Hey, what's so interesting about that wall? *snaps fingers* Pay attention to me!
Winter’s Bone was my favorite film of Sundance. In my review, I mentioned that the lead actress, Jennifer Lawrence, not only did a great job of playing tough (she had to skin a real squirrel!), but was hot to boot. She played a 16-year-old in the film, but as I told the other movie goers who acted really immature about me wanking, she’s 19 in real life. Not only that, but she’s a good actress. And I mean like an actual acting actress, not just a hot chick who can smile while she deep throats a banana and Michael Bay sprays whipped cream on her crotch (though that is a skill). Anyway, these are Jennifer Lawrence’s new pictures from Esquire. If anything, they prove that I have a keen eye for talent. So why don’t you just relax and lay down on my couch? You want to be a big star, don’t you? For your first exercise, you’re going to breathe deeply into this chloroform rag and count backwards from ten. Good, good, I learned this one from Meryl Streep.

[via Esquire, thanks to Jeff for the tip]



It’s true. Meryl used to employ that very trick to stiff her johns back when she still went by Chesty La France.
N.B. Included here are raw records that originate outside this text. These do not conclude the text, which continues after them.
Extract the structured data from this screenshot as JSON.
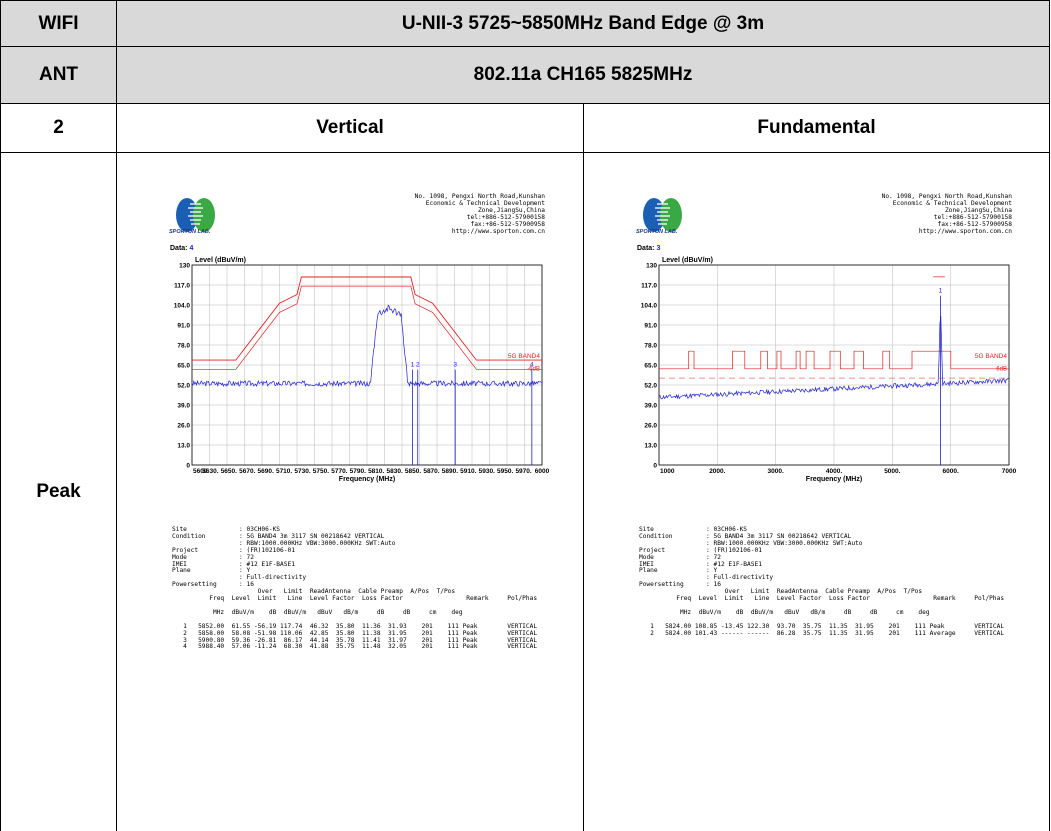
{
  "table": {
    "wifi": "WIFI",
    "band_title": "U-NII-3 5725~5850MHz Band Edge @ 3m",
    "ant": "ANT",
    "mode_title": "802.11a CH165 5825MHz",
    "ant_no": "2",
    "left_header": "Vertical",
    "right_header": "Fundamental",
    "row_label": "Peak"
  },
  "lab": {
    "name": "SPORTON LAB.",
    "address": "No. 1098, Pengxi North Road,Kunshan\nEconomic & Technical Development\nZone,JiangSu,China\ntel:+886-512-57900158\nfax:+86-512-57900958\nhttp://www.sporton.com.cn"
  },
  "left_plot": {
    "data_label": "Data:",
    "data_value": "4",
    "info": "Site              : 03CH06-KS\nCondition         : 5G BAND4 3m 3117 SN 00218642 VERTICAL\n                  : RBW:1000.000KHz VBW:3000.000KHz SWT:Auto\nProject           : (FR)102106-01\nMode              : 72\nIMEI              : #12 E1F-BASE1\nPlane             : Y\n                  : Full-directivity\nPowersetting      : 16\n                       Over   Limit  ReadAntenna  Cable Preamp  A/Pos  T/Pos\n          Freq  Level  Limit   Line  Level Factor  Loss Factor                 Remark     Pol/Phas\n\n           MHz  dBuV/m    dB  dBuV/m   dBuV   dB/m     dB     dB     cm    deg\n\n   1   5852.00  61.55 -56.19 117.74  46.32  35.80  11.36  31.93    201    111 Peak        VERTICAL\n   2   5858.00  58.08 -51.98 110.06  42.85  35.80  11.38  31.95    201    111 Peak        VERTICAL\n   3   5900.80  59.36 -26.81  86.17  44.14  35.78  11.41  31.97    201    111 Peak        VERTICAL\n   4   5988.40  57.06 -11.24  68.30  41.88  35.75  11.48  32.05    201    111 Peak        VERTICAL",
    "chart_data": {
      "type": "line",
      "ylabel": "Level (dBuV/m)",
      "xlabel": "Frequency (MHz)",
      "xlim": [
        5600,
        6000
      ],
      "ylim": [
        0,
        130
      ],
      "y_ticks": [
        "0",
        "13.0",
        "26.0",
        "39.0",
        "52.0",
        "65.0",
        "78.0",
        "91.0",
        "104.0",
        "117.0",
        "130"
      ],
      "x_ticks": [
        "5600",
        "5630.",
        "5650.",
        "5670.",
        "5690.",
        "5710.",
        "5730.",
        "5750.",
        "5770.",
        "5790.",
        "5810.",
        "5830.",
        "5850.",
        "5870.",
        "5890.",
        "5910.",
        "5930.",
        "5950.",
        "5970.",
        "6000"
      ],
      "limit_label": "5G BAND4",
      "limit_sub_label": "-6dB",
      "marker_labels": [
        "1",
        "2",
        "3",
        "4"
      ],
      "markers_mhz": [
        5852.0,
        5858.0,
        5900.8,
        5988.4
      ],
      "limit_line": [
        [
          5600,
          68.2
        ],
        [
          5650,
          68.2
        ],
        [
          5700,
          105.2
        ],
        [
          5720,
          110.8
        ],
        [
          5725,
          122.2
        ],
        [
          5850,
          122.2
        ],
        [
          5855,
          110.8
        ],
        [
          5875,
          105.2
        ],
        [
          5925,
          68.2
        ],
        [
          6000,
          68.2
        ]
      ],
      "limit_6db": [
        [
          5600,
          62.2
        ],
        [
          5650,
          62.2
        ],
        [
          5700,
          99.2
        ],
        [
          5720,
          104.8
        ],
        [
          5725,
          116.2
        ],
        [
          5850,
          116.2
        ],
        [
          5855,
          104.8
        ],
        [
          5875,
          99.2
        ],
        [
          5925,
          62.2
        ],
        [
          6000,
          62.2
        ]
      ]
    }
  },
  "right_plot": {
    "data_label": "Data:",
    "data_value": "3",
    "info": "Site              : 03CH06-KS\nCondition         : 5G BAND4 3m 3117 SN 00218642 VERTICAL\n                  : RBW:1000.000KHz VBW:3000.000KHz SWT:Auto\nProject           : (FR)102106-01\nMode              : 72\nIMEI              : #12 E1F-BASE1\nPlane             : Y\n                  : Full-directivity\nPowersetting      : 16\n                       Over   Limit  ReadAntenna  Cable Preamp  A/Pos  T/Pos\n          Freq  Level  Limit   Line  Level Factor  Loss Factor                 Remark     Pol/Phas\n\n           MHz  dBuV/m    dB  dBuV/m   dBuV   dB/m     dB     dB     cm    deg\n\n   1   5824.00 108.85 -13.45 122.30  93.70  35.75  11.35  31.95    201    111 Peak        VERTICAL\n   2   5824.00 101.43 ------ ------  86.28  35.75  11.35  31.95    201    111 Average     VERTICAL",
    "chart_data": {
      "type": "line",
      "ylabel": "Level (dBuV/m)",
      "xlabel": "Frequency (MHz)",
      "xlim": [
        1000,
        7000
      ],
      "ylim": [
        0,
        130
      ],
      "y_ticks": [
        "0",
        "13.0",
        "26.0",
        "39.0",
        "52.0",
        "65.0",
        "78.0",
        "91.0",
        "104.0",
        "117.0",
        "130"
      ],
      "x_ticks": [
        "1000",
        "2000.",
        "3000.",
        "4000.",
        "5000.",
        "6000.",
        "7000"
      ],
      "limit_label": "5G BAND4",
      "limit_sub_label": "-6dB",
      "marker_labels": [
        "1"
      ],
      "markers_mhz": [
        5824.0
      ]
    }
  },
  "colors": {
    "header_bg": "#d9d9d9",
    "limit": "#e02020",
    "trace": "#2020d0",
    "grid": "#b8b8b8"
  }
}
Awesome, now we just need another 4327 Jennifer Lawrences and all of the executives at Fox to fall down a well and then order will be restored
I trusted you Vince, so after you first mentioned her I google-imaged her and found pics of her in a bikini from the Bill Engvall show. But then I noticed that Bill Engvall was in that scene and I almost took the plastic bag off of my head.
WHOOOAAA!
I actually prefer when women don’t look at me during sex. It makes it that much more difficult for her to describe me to the sketch artist.
but as I told the other movie goers…
You spelled “queers” wrong.
“Winter’s Bone” is what I call shrinkage.
19? Polanski just put on “Boomin’ Granny” by the Beastie Boys…
I know she’s 19 but the thought of her being 16 is what gets my engine spooging.
Enjoy your few years of fame, bitch.